EPA's climate documents, now in transit between OMB and DOT, didn't move.
"I don't remember anyone saying not to work on it," an EPA staffer said. "We kept asking, 'What's the next step?'"
They got no answer.
"That's when folks realized nothing was happening," the staffer said.
In late March, Johnson wrote to House leaders that he was weighing the broader ramifications of an EPA endangerment finding on greenhouse gases. A mobile source rule, he wrote, "could automatically result in other regulations" for power plants and other smaller pollution sources never previously regulated under the Clean Air Act.
Bush used the same lines a month later when he visited the Rose Garden for a speech in which he declared a new climate goal to stabilize greenhouse gases by 2020. Environmentalists and many foreign leaders panned Bush's proposal, saying he had waited far too long to offer a plan that lacked substance (E&ENews PM, April 16).
Bush also used the speech to tell Congress it was responsible for action on climate.
"Decisions with such far-reaching impact should not be left to unelected regulators and judges," he said. "Such decisions should be opened -- debated openly.

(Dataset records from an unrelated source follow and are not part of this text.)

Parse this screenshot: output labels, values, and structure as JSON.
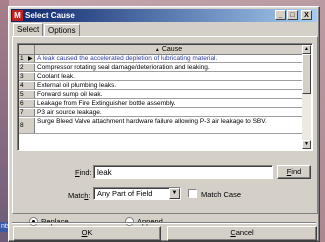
{
  "window": {
    "title": "Select Cause",
    "app_icon_letter": "M",
    "minimize": "_",
    "restore": "□",
    "close": "X"
  },
  "tabs": [
    "Select",
    "Options"
  ],
  "grid": {
    "column_header": "Cause",
    "rows": [
      {
        "num": "1",
        "pointer": "▶",
        "text": "A leak caused the accelerated depletion of lubricating material."
      },
      {
        "num": "2",
        "pointer": "",
        "text": "Compressor rotating seal damage/deterioration and leaking."
      },
      {
        "num": "3",
        "pointer": "",
        "text": "Coolant leak."
      },
      {
        "num": "4",
        "pointer": "",
        "text": "External oil plumbing leaks."
      },
      {
        "num": "5",
        "pointer": "",
        "text": "Forward sump oil leak."
      },
      {
        "num": "6",
        "pointer": "",
        "text": "Leakage from Fire Extinguisher bottle assembly."
      },
      {
        "num": "7",
        "pointer": "",
        "text": "P3 air source leakage."
      },
      {
        "num": "8",
        "pointer": "",
        "text": "Surge Bleed Valve attachment hardware failure allowing P-3 air leakage to SBV."
      }
    ]
  },
  "find": {
    "label": "Find:",
    "value": "leak",
    "button": "Find"
  },
  "match": {
    "label": "Match:",
    "selected": "Any Part of Field",
    "match_case_label": "Match Case"
  },
  "mode": {
    "replace_label": "Replace",
    "append_label": "Append",
    "selected": "Replace"
  },
  "buttons": {
    "ok": "OK",
    "cancel": "Cancel"
  },
  "background": {
    "left_stub_text": "nts"
  }
}
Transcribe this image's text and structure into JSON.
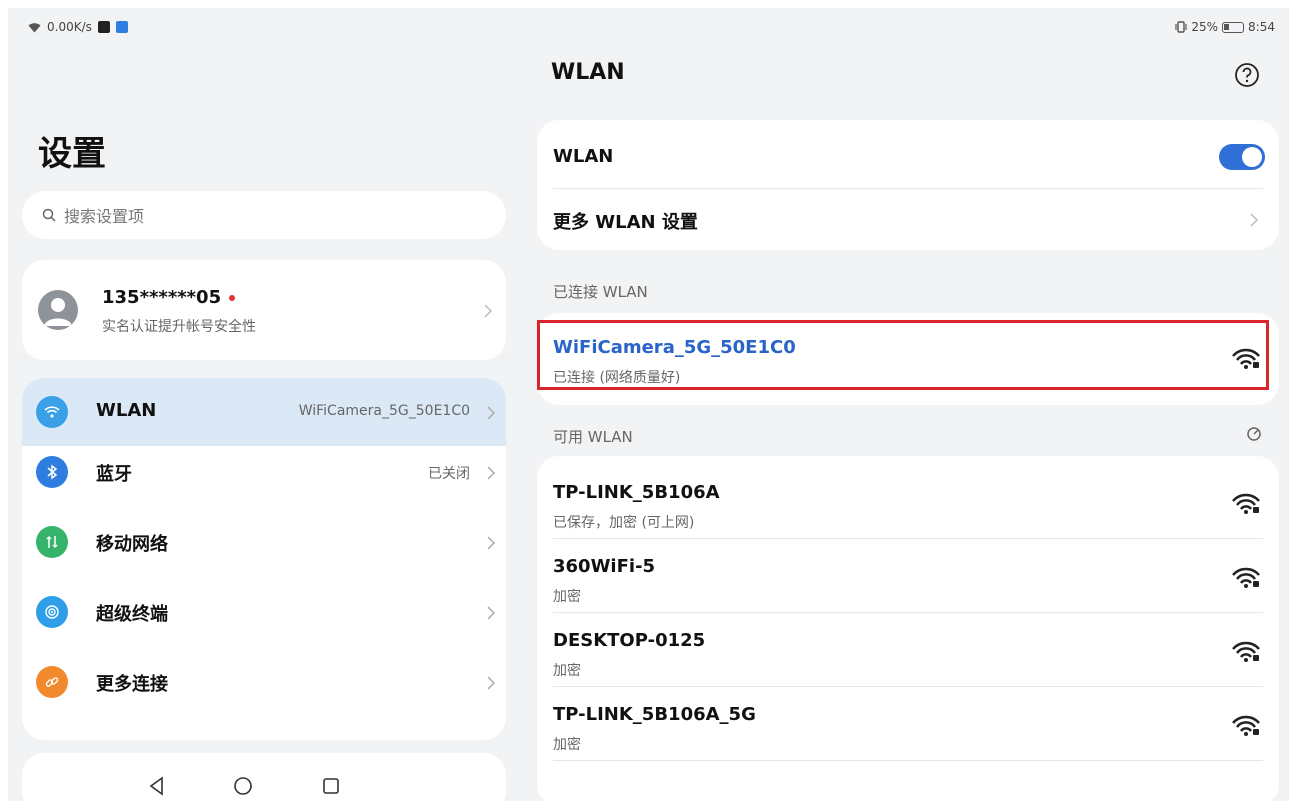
{
  "status_bar": {
    "speed": "0.00K/s",
    "battery": "25%",
    "time": "8:54"
  },
  "left": {
    "title": "设置",
    "search_placeholder": "搜索设置项",
    "account": {
      "phone": "135******05",
      "subtitle": "实名认证提升帐号安全性"
    },
    "menu": [
      {
        "label": "WLAN",
        "value": "WiFiCamera_5G_50E1C0",
        "icon": "wifi-icon",
        "color": "#3aa0e8"
      },
      {
        "label": "蓝牙",
        "value": "已关闭",
        "icon": "bluetooth-icon",
        "color": "#2f7de1"
      },
      {
        "label": "移动网络",
        "value": "",
        "icon": "mobile-network-icon",
        "color": "#36b36a"
      },
      {
        "label": "超级终端",
        "value": "",
        "icon": "super-device-icon",
        "color": "#2f9ee8"
      },
      {
        "label": "更多连接",
        "value": "",
        "icon": "link-icon",
        "color": "#f08a2c"
      }
    ]
  },
  "right": {
    "title": "WLAN",
    "wlan_toggle_label": "WLAN",
    "wlan_enabled": true,
    "more_settings_label": "更多 WLAN 设置",
    "connected_section": "已连接 WLAN",
    "connected": {
      "name": "WiFiCamera_5G_50E1C0",
      "status": "已连接 (网络质量好)"
    },
    "available_section": "可用 WLAN",
    "networks": [
      {
        "name": "TP-LINK_5B106A",
        "status": "已保存，加密 (可上网)"
      },
      {
        "name": "360WiFi-5",
        "status": "加密"
      },
      {
        "name": "DESKTOP-0125",
        "status": "加密"
      },
      {
        "name": "TP-LINK_5B106A_5G",
        "status": "加密"
      }
    ]
  },
  "colors": {
    "accent": "#2f6fd6",
    "connected_text": "#2a63c9",
    "highlight_border": "#d9262c",
    "active_row": "#dbe9f7"
  }
}
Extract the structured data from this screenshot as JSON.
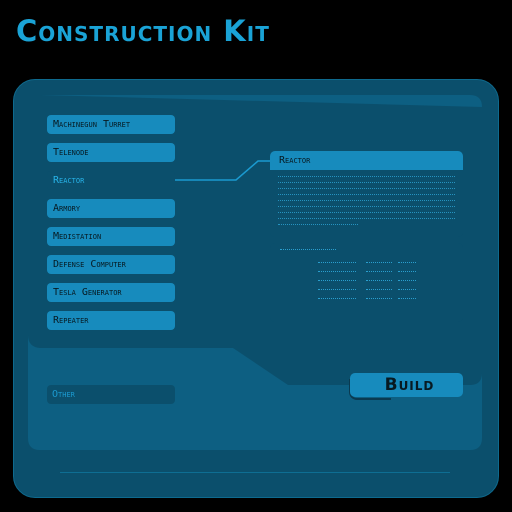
{
  "title": "Construction Kit",
  "items": [
    {
      "label": "Machinegun Turret"
    },
    {
      "label": "Telenode"
    },
    {
      "label": "Reactor"
    },
    {
      "label": "Armory"
    },
    {
      "label": "Medistation"
    },
    {
      "label": "Defense Computer"
    },
    {
      "label": "Tesla Generator"
    },
    {
      "label": "Repeater"
    }
  ],
  "other_label": "Other",
  "detail": {
    "title": "Reactor"
  },
  "build_label": "Build",
  "colors": {
    "accent": "#178bbd",
    "title": "#1aa3d6",
    "panel": "#0b4f6c",
    "frame": "#0b4f6c",
    "inner": "#0d5f82",
    "background": "#000000"
  }
}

Such decisions should be made by the elected representatives of the people they affect. The American people deserve an honest assessment of the costs, benefits and feasibility of any proposed solution."
Bush quoted House Energy and Commerce Chairman John Dingell (D-Mich.), who had said EPA efforts to regulate greenhouse gases would yield a "glorious mess" (Greenwire, April 8). And White House spokeswoman Dana Perino warned of a "regulatory train wreck."
'Extreme patience' required
The six-month public comment period on EPA's advanced notice of proposed rulemaking closes in late January -- just days after the start of the next administration.
"I believe the importance of this process is you're speaking not to this administration, but you're speaking to the McCain, the Obama administrations on climate change," said Martella, the former EPA general counsel, who now works in the Washington offices of Sidley Austin.
Others are sure to play a role, too. Lawmakers tasked with writing global warming legislation in 2009 say they see how their work relates to the EPA rulemaking. And business groups such as the U.S. Chamber of Commerce want Congress to stop EPA efforts outright.
Environmental groups are pushing from both directions. They say the scientific warnings associated with climate change require an urgent response from EPA. But they are also open to what Congress may want to say on the topic.
Joe Mendelson, director of the International Center for Technology Assessment, whose 1999 petition seeking EPA regulation of greenhouse gases led to Massachusetts v. EPA, said his children have grown from toddlers to preteens during the long battle.
"The wheels of justice often turn slowly," Mendelson said in an interview. "But this is certainly a case where I think any sane person who cares about the environmental health impacts of climate change has had to exercise extreme patience."